For 150 immigrants from 45 countries, the U.S. is now their official home. It was an emotional ceremony inside Chicago's Museum of Science and Industry, marking the beginning of a new chapter: life as an American citizen.
For these new Americans, citizenship can mean family reunification, freedom, security and the pursuit of a better life for themselves and their children.
"You can do anything you want without 'you cannot do that. You cannot do this,' because it was like that in our country, especially for women," said Amil Bilal, a naturalized citizen from Iraq.
Now, they can vote, hold a U.S. passport and sponsor other family members for U.S. residency.
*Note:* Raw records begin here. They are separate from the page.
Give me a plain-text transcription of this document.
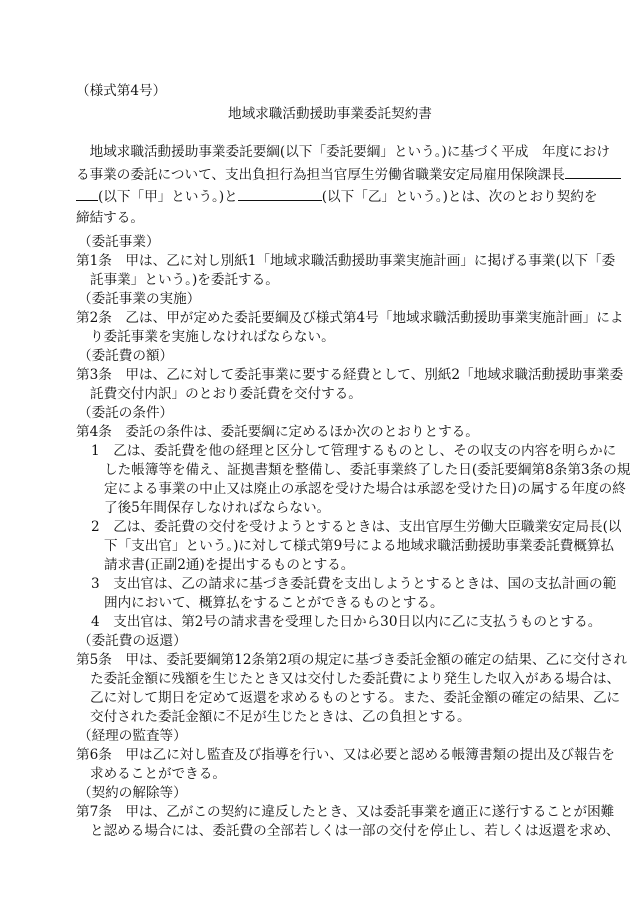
（様式第4号）
地域求職活動援助事業委託契約書
　地域求職活動援助事業委託要綱(以下「委託要綱」という。)に基づく平成　年度におけ
る事業の委託について、支出負担行為担当官厚生労働省職業安定局雇用保険課長
(以下「甲」という。)と	(以下「乙」という。)とは、次のとおり契約を
締結する。
（委託事業）
第1条　甲は、乙に対し別紙1「地域求職活動援助事業実施計画」に掲げる事業(以下「委
託事業」という。)を委託する。
（委託事業の実施）
第2条　乙は、甲が定めた委託要綱及び様式第4号「地域求職活動援助事業実施計画」によ
り委託事業を実施しなければならない。
（委託費の額）
第3条　甲は、乙に対して委託事業に要する経費として、別紙2「地域求職活動援助事業委
託費交付内訳」のとおり委託費を交付する。
（委託の条件）
第4条　委託の条件は、委託要綱に定めるほか次のとおりとする。
1　乙は、委託費を他の経理と区分して管理するものとし、その収支の内容を明らかに
した帳簿等を備え、証拠書類を整備し、委託事業終了した日(委託要綱第8条第3条の規
定による事業の中止又は廃止の承認を受けた場合は承認を受けた日)の属する年度の終
了後5年間保存しなければならない。
2　乙は、委託費の交付を受けようとするときは、支出官厚生労働大臣職業安定局長(以
下「支出官」という。)に対して様式第9号による地域求職活動援助事業委託費概算払
請求書(正副2通)を提出するものとする。
3　支出官は、乙の請求に基づき委託費を支出しようとするときは、国の支払計画の範
囲内において、概算払をすることができるものとする。
4　支出官は、第2号の請求書を受理した日から30日以内に乙に支払うものとする。
（委託費の返還）
第5条　甲は、委託要綱第12条第2項の規定に基づき委託金額の確定の結果、乙に交付され
た委託金額に残額を生じたとき又は交付した委託費により発生した収入がある場合は、
乙に対して期日を定めて返還を求めるものとする。また、委託金額の確定の結果、乙に
交付された委託金額に不足が生じたときは、乙の負担とする。
（経理の監査等）
第6条　甲は乙に対し監査及び指導を行い、又は必要と認める帳簿書類の提出及び報告を
求めることができる。
（契約の解除等）
第7条　甲は、乙がこの契約に違反したとき、又は委託事業を適正に遂行することが困難
と認める場合には、委託費の全部若しくは一部の交付を停止し、若しくは返還を求め、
At museums, national parks, sports arenas and courtrooms across the country, naturalization ceremonies are making a major comeback after pandemic delays. Nearly a million immigrants became U.S. citizens last year — a 15-year high according to the Pew Research Center.
Available government data for 2023 shows naturalizations remain historically high.
Experts attribute the naturalization surge to Biden administration efforts to streamline the process — and to immigrants realizing, under the Trump presidency, that only citizenship fully shields them from deportation.
"I actually applied in 2020. Because of the pandemic, of COVID-19, we was waiting until now," said Bilal.
For Bilal and others, the path to citizenship is still relatively long and costly, with application fees adding up to $725.
After being a permanent resident for at least five years or three if married to a U.S. citizen — immigrants are eligible to apply for citizenship.
They must provide a slew of supporting documents and pass background checks and English and civics tests.
But in the end, what could be a better gift than becoming a citizen just in time for the holidays?